Paris Match |
L’Union européenne va décider jeudi de placer Ankara sous surveillance jusqu’au mois de juin pour marquer sa désapprobation face à la détérioration des droits et des libertés en Turquie malgré les promesses du président Recep Tayyip Erdogan.
L’Union européenne va décider jeudi de placer Ankara sous surveillance jusqu’au mois de juin pour marquer sa désapprobation face à la détérioration des droits et des libertés en Turquie malgré les promesses du président Recep Tayyip Erdogan. Les Européens souhaitent normaliser les relations avec la Turquie après une année de tensions. Mais ils vont opter pour une démarche « progressive, conditionnelle et réversible », a annoncé le président du Conseil européen Charles Michel dans sa lettre d’invitation au sommet européen.

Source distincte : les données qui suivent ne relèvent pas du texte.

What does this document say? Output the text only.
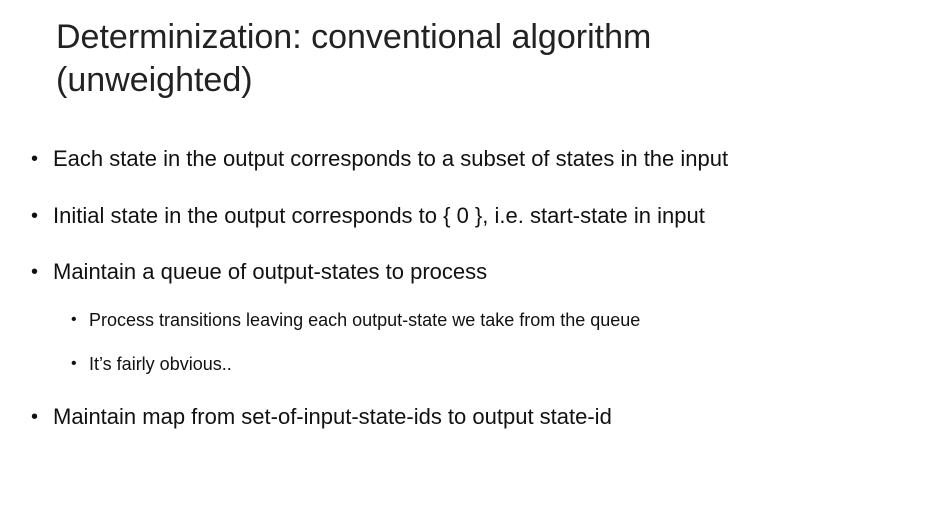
Determinization: conventional algorithm
(unweighted)
• Each state in the output corresponds to a subset of states in the input
• Initial state in the output corresponds to { 0 }, i.e. start-state in input
• Maintain a queue of output-states to process
• Process transitions leaving each output-state we take from the queue
• It’s fairly obvious..
• Maintain map from set-of-input-state-ids to output state-id
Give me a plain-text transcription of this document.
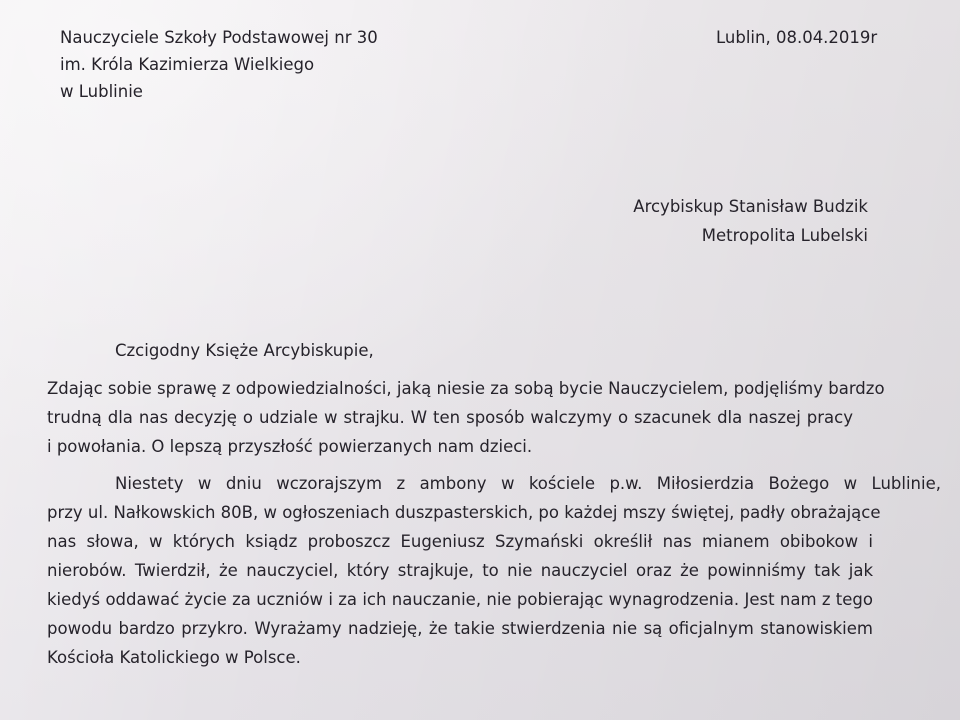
Nauczyciele Szkoły Podstawowej nr 30
im. Króla Kazimierza Wielkiego
w Lublinie
Lublin, 08.04.2019r
Arcybiskup Stanisław Budzik
Metropolita Lubelski
Czcigodny Księże Arcybiskupie,
Zdając sobie sprawę z odpowiedzialności, jaką niesie za sobą bycie Nauczycielem, podjęliśmy bardzo
trudną dla nas decyzję o udziale w strajku. W ten sposób walczymy o szacunek dla naszej pracy
i powołania. O lepszą przyszłość powierzanych nam dzieci.
Niestety w dniu wczorajszym z ambony w kościele p.w. Miłosierdzia Bożego w Lublinie,
przy ul. Nałkowskich 80B, w ogłoszeniach duszpasterskich, po każdej mszy świętej, padły obrażające
nas słowa, w których ksiądz proboszcz Eugeniusz Szymański określił nas mianem obibokow i
nierobów. Twierdził, że nauczyciel, który strajkuje, to nie nauczyciel oraz że powinniśmy tak jak
kiedyś oddawać życie za uczniów i za ich nauczanie, nie pobierając wynagrodzenia. Jest nam z tego
powodu bardzo przykro. Wyrażamy nadzieję, że takie stwierdzenia nie są oficjalnym stanowiskiem
Kościoła Katolickiego w Polsce.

En raison d’une nouvelle vague de contaminations par le Covid-19, la réunion de jeudi et vendredi est prévue en visioconférence, une formule qui ne permet pas les débats. La discussion sur la Russie a pour cette raison été annulée et transformée « en point d’information ». Charles Michel fera part de ses derniers contacts avec le président Vladimir Poutine qui a dénoncé la position « conflictuelle » de l’UE à l’égard de Moscou. Et les décisions vis-à-vis de la Turquie ont été différées au mois de juin, a expliqué un diplomate européen. La seconde journée du sommet, vendredi, sera brève, a-t-il précisé. La participation du président américain Joe Biden au sommet devrait cependant permettre de délivrer un message commun de fermeté à l’adresse du président turc.
L’UE en « position d’attente »
« Ce n’est un secret pour personne que nous avons des différends avec la Turquie », a affirmé le secrétaire d’Etat Antony Blinken lors de ses entretiens mardi et mercredi à l’Otan. Mais les Américains comme les Européens refusent de couper les ponts avec Ankara. « La Turquie est un allié de longue date et apprécié, que nous avons un grand intérêt à garder ancré à l’Otan », a rappelé Antony Blinken. Le chef du gouvernement italien Mario Draghi a résumé la position européenne en insistant sur « l’importance d’éviter les initiatives qui divisent et la nécessité de respecter les droits de l’homme ».
La décision du président turc de quitter la convention d’Istanbul contre les violences sexistes, au lendemain d’un entretien avec Charles Michel et la présidente de la Commission Ursula von der Leyen, a été vécue comme un camouflet. Les dernières décisions des autorités turques « ajoutent aux préoccupations de l’UE concernant le recul des droits fondamentaux et sapent la crédibilité de l’engagement en faveur des réformes », a averti le chef de la diplomatie européenne Josep Borrell.
Les Européens ne font pas confiance au président turc, car il ne respecte pas ses engagements, et ils voient beaucoup d’opportunisme dans sa volonté affichée d’apaisement, soulignent des diplomates. « Nous observons une absence de signaux négatifs depuis le début de l’année, mais personne n’est naïf, car plusieurs facteurs expliquent ce comportement: le changement de président aux Etats-Unis, la fragilité de l’économie turque et les conséquences des possibles sanctions européennes », a expliqué un diplomate européen à l’AFP. « Le bilan est en demi-teinte. On ne peut pas dire que la Turquie facilite à l’Union européenne l’engagement dans le fameux agenda positif dont on a parlé. Nous sommes en position d’attente », a commenté un autre diplomate de haut rang.
Le projet de déclarations pour le sommet a été discuté jusqu’au dernier moment pour trouver un consensus, car Chypre et la Grèce ont jugé qu’il comportait « beaucoup trop de carottes et pas assez de bâton », a raconté un diplomate. Il risque de décevoir le président Erdogan, qui a dit « attendre des résultats concrets » en réponse à son souhait de normalisation des relations avec l’UE. « Une vigilance accrue va être observée pendant les prochains mois afin de déterminer en juin si les conditions sont réunies pour renouer », a expliqué le diplomate. « Si un recul est constaté, l’UE saura défendre ses intérêts. Les instruments sont prêts », a-t-il assuré. Le rapport de Josep Borrell cite plusieurs options, dont des sanctions pour le secteur du tourisme.